6/28/11. Interview with NY State Assemblyman Sam Hoyt. (NB: the first few minutes of phone interview with Mr. Hoyt are very faint.)
Hoyt has long opposed gambling expansion in WNY. His concerns are driven by economics rather than moral disapproval of gambling. Extensive research has convinced him that, despite the hype and extravagant claims of casino promoters, urban casinos actually have a detrimental economic effect on communities. Studies have demonstrated that, unless 70% of the visitors to a casino come from at least 200 miles away, the casino will absorb much of the disposable income of their surrounding community members—and provide little in return. In effect, they will be picking the pockets of local residents. And in a city rated the 2nd poorest in the nation, this could be disastrous. If a casino is built or expanded, immediate construction jobs will of course be created. But ultimately jobs will be lost as local businesses feel the effects of competition from the casino (see Steven Siegel’s study, discussed on 3/14/11), and the loss of discretionary money by community members.

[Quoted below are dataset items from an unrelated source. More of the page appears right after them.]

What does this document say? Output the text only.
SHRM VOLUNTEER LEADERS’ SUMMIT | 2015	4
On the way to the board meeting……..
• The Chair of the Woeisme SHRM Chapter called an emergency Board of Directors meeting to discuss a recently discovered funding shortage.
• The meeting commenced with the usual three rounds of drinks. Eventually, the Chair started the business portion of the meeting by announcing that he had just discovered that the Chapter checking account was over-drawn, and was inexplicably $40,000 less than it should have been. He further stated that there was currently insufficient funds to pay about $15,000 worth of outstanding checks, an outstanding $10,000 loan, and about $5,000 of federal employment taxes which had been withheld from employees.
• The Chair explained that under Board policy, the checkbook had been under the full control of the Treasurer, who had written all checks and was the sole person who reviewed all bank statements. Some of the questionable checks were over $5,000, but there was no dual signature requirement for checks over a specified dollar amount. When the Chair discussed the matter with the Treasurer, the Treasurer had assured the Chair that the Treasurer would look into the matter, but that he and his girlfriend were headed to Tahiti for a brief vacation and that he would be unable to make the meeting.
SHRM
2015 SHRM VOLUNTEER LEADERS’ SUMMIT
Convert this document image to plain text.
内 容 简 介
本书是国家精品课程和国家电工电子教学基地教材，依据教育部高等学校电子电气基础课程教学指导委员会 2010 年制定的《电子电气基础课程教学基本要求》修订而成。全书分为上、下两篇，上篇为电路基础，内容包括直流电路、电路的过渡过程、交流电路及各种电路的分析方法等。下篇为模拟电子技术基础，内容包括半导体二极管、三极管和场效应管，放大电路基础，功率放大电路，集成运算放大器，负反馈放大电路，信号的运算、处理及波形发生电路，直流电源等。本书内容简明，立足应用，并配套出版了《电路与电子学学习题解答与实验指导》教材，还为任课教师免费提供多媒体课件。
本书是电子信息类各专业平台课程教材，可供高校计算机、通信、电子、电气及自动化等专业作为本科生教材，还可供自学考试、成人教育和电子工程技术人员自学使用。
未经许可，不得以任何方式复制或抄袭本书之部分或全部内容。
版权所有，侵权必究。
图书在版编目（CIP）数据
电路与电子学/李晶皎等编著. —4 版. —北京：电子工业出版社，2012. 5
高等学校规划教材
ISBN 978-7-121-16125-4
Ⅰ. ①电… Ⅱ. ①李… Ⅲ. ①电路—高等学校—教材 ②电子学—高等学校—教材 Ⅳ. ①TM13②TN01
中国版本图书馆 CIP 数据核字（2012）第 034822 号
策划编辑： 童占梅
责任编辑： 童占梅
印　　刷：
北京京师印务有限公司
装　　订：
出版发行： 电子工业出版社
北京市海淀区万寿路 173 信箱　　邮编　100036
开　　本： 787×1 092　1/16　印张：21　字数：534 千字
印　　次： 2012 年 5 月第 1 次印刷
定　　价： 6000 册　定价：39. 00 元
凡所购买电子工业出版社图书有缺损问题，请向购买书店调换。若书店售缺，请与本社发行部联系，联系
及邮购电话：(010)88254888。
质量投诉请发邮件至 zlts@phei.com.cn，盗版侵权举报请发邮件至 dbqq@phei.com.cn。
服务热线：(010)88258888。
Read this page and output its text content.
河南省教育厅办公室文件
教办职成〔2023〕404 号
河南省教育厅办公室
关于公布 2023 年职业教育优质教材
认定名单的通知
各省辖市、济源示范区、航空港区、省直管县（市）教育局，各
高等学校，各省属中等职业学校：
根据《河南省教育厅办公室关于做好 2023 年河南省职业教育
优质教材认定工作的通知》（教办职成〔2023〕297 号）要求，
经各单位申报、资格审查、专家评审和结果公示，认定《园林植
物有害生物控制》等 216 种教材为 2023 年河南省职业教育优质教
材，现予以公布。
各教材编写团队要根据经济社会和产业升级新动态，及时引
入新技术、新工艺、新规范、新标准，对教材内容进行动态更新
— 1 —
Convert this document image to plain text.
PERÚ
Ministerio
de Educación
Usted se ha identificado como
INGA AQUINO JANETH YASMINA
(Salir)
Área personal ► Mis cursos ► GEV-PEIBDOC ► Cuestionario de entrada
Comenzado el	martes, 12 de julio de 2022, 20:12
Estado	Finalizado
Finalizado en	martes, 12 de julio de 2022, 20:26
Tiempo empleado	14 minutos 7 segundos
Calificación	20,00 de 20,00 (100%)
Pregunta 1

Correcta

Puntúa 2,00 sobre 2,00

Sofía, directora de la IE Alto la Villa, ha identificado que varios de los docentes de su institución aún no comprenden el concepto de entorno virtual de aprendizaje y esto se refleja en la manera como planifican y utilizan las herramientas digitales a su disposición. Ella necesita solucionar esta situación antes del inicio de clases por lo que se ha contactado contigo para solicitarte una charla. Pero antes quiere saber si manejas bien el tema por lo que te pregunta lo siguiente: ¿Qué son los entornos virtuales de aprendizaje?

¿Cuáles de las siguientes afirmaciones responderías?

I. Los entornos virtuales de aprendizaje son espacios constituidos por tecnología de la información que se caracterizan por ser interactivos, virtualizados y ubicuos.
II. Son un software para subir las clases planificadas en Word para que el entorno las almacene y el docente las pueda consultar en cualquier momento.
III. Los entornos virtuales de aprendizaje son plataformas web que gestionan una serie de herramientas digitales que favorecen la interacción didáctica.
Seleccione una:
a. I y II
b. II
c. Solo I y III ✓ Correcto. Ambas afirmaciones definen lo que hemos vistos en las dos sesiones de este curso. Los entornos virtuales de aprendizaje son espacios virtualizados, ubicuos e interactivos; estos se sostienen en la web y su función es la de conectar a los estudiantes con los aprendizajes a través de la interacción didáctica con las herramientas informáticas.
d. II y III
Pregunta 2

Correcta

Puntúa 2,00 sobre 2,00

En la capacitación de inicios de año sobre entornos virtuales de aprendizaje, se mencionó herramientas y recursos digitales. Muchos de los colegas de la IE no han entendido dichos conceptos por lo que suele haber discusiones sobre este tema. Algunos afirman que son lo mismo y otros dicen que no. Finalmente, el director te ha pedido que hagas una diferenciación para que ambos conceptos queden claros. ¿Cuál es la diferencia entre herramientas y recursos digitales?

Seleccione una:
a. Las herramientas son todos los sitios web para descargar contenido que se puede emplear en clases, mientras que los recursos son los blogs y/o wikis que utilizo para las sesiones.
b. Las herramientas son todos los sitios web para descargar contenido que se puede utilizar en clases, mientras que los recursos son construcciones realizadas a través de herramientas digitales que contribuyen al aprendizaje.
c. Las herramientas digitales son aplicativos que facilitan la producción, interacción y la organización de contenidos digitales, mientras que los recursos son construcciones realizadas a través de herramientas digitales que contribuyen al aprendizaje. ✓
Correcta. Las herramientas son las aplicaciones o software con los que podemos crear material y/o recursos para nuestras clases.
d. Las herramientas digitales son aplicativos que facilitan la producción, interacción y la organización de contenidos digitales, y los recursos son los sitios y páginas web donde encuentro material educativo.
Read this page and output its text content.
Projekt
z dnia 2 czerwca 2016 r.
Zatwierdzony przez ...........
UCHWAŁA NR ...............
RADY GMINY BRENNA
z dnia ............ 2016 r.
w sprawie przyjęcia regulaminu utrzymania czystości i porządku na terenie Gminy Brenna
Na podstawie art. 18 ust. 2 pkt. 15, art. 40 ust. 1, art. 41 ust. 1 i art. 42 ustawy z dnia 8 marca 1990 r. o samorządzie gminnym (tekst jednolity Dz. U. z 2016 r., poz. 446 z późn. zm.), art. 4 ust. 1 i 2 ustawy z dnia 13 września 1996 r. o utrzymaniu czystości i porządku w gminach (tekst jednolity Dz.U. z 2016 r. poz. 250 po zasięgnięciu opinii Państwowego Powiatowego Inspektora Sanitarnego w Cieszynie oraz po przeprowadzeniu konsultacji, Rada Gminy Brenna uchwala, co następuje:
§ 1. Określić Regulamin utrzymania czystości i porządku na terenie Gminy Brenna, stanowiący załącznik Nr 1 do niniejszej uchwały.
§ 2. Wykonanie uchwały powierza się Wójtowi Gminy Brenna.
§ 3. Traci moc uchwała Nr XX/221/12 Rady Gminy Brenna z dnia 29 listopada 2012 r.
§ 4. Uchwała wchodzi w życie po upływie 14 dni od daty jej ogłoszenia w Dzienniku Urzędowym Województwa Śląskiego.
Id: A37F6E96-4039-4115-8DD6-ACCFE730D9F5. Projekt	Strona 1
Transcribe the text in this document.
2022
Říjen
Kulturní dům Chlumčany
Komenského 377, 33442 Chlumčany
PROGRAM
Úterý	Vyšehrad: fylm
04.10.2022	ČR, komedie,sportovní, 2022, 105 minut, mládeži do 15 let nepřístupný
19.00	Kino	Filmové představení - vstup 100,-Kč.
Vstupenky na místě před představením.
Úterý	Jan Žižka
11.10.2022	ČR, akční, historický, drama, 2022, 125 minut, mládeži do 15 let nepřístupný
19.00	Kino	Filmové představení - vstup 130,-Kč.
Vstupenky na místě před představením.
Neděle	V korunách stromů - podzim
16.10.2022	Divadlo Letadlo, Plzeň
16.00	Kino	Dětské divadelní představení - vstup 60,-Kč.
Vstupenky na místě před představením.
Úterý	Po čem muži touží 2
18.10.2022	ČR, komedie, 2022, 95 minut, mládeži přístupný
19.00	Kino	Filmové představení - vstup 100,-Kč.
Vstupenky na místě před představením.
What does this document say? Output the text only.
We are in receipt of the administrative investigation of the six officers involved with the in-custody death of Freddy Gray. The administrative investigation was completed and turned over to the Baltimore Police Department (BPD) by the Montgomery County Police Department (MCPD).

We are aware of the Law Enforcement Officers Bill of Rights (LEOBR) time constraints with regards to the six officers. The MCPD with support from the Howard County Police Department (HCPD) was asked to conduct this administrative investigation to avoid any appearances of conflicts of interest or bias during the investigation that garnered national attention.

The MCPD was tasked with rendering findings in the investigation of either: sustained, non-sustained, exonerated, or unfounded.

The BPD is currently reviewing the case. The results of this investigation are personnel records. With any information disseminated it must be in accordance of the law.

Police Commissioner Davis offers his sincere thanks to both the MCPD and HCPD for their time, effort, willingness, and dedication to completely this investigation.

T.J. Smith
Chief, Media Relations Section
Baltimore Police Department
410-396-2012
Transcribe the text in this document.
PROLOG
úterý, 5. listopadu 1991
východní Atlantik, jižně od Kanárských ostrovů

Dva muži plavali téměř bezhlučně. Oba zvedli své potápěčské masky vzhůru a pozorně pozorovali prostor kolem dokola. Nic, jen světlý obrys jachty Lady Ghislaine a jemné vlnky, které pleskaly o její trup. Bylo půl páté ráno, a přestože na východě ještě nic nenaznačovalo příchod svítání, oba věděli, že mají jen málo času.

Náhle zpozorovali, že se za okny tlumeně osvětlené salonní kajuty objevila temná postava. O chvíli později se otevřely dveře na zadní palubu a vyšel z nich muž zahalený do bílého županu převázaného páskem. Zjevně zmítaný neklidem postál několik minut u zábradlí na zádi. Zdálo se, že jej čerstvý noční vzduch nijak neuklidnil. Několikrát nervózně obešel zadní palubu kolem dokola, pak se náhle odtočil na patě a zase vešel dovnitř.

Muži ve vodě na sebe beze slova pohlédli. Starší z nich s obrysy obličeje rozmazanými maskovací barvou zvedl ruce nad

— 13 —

Hoyt spoke of the recent “charm offensive” by the Seneca Holding Corporation, which has sought to counter the growing negative perception of the effects of casinos on their host communities. They clearly want to establish themselves as good neighbors, providing funds for community projects. But what they are giving back is a drop in the bucket, compared to the profits they make from the community. Hoyt also talked about the “addiction” by state governments, in NY and elsewhere, to gambling revenue from the lottery and other forms of legalized gambling. We need to be aware of the problems this dependency causes, and look for other ways to support our government.